伝達物質の少ない中で生き残るため、最大限の効果が発揮できるよう、シングルタスクというOSを搭載した、マザーボードが遅く、CPUやハードディスクは通常レベルであるコンピュータ、これが自閉脳の正体ではないかというのが私の仮説です。

なお、最近では自閉症の治療にリスペリドン(商品名リスパダール)が処方されることが多いようですが、以前とうふさんとのやりとりで作用機序を調べたら、リスペリドンはセロトニンとドーパミンの取り込みを阻害するようで(不勉強にて済みません)、セロトニンとドーパミンが受容されない事によって伝達物質が増え、脳が活性化されるから処方されているのではないかと考えています。
(逆に言うと、統合失調症者向けの薬とされていますが、実は発達障害なのに統合失調症(当時は精神分裂病)と誤診された方に効果があった可能性もありますが)

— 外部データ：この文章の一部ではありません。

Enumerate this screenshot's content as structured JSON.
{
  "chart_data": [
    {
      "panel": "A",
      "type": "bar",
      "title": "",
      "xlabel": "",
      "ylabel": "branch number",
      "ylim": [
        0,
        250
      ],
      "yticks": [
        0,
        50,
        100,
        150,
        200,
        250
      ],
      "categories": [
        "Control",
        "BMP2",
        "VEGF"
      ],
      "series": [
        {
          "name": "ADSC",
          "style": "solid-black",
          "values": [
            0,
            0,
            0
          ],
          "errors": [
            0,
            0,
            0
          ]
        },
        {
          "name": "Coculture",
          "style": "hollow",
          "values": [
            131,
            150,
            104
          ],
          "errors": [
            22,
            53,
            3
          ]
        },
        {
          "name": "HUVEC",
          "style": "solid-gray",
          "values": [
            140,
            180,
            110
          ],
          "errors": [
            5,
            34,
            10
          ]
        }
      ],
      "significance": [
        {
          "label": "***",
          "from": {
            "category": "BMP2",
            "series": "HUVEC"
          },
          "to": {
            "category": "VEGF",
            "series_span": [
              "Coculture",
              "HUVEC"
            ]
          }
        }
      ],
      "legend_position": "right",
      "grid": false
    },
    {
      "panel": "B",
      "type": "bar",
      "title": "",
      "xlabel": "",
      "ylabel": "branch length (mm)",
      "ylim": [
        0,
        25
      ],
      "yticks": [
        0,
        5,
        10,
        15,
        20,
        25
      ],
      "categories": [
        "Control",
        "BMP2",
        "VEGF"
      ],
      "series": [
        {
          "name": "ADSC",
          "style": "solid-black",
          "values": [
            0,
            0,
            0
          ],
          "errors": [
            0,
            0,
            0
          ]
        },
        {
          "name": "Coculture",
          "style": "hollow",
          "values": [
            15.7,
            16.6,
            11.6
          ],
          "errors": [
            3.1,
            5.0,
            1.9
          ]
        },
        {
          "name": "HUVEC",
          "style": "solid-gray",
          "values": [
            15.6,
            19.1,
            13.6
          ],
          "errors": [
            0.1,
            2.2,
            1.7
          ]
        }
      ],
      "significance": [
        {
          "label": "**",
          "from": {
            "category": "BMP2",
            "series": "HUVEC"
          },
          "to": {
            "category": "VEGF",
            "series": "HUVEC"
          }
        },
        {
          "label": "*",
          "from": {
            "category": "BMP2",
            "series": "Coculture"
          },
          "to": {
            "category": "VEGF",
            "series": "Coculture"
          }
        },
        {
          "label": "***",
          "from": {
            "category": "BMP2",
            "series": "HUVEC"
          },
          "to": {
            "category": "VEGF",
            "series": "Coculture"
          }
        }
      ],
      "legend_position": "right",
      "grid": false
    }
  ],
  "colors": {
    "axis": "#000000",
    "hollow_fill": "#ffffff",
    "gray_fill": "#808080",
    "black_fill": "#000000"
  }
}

ただし、この脳の作りには利点もあって、4の長期記憶の良さが経験的判断の蓄積による処理の素早さにつながったり、3や7の脳内伝達物質の集中による視野の狭さが最終判断の迅速化(総合的判断をしないため)や、他の刺激を遮断しての処理の集中による判断処理速度向上につながるのだと思っています。

つまり、他の症状と重複しない限り、私は「種族による差であり、個性の一つ」と考えても良いというのが結論です。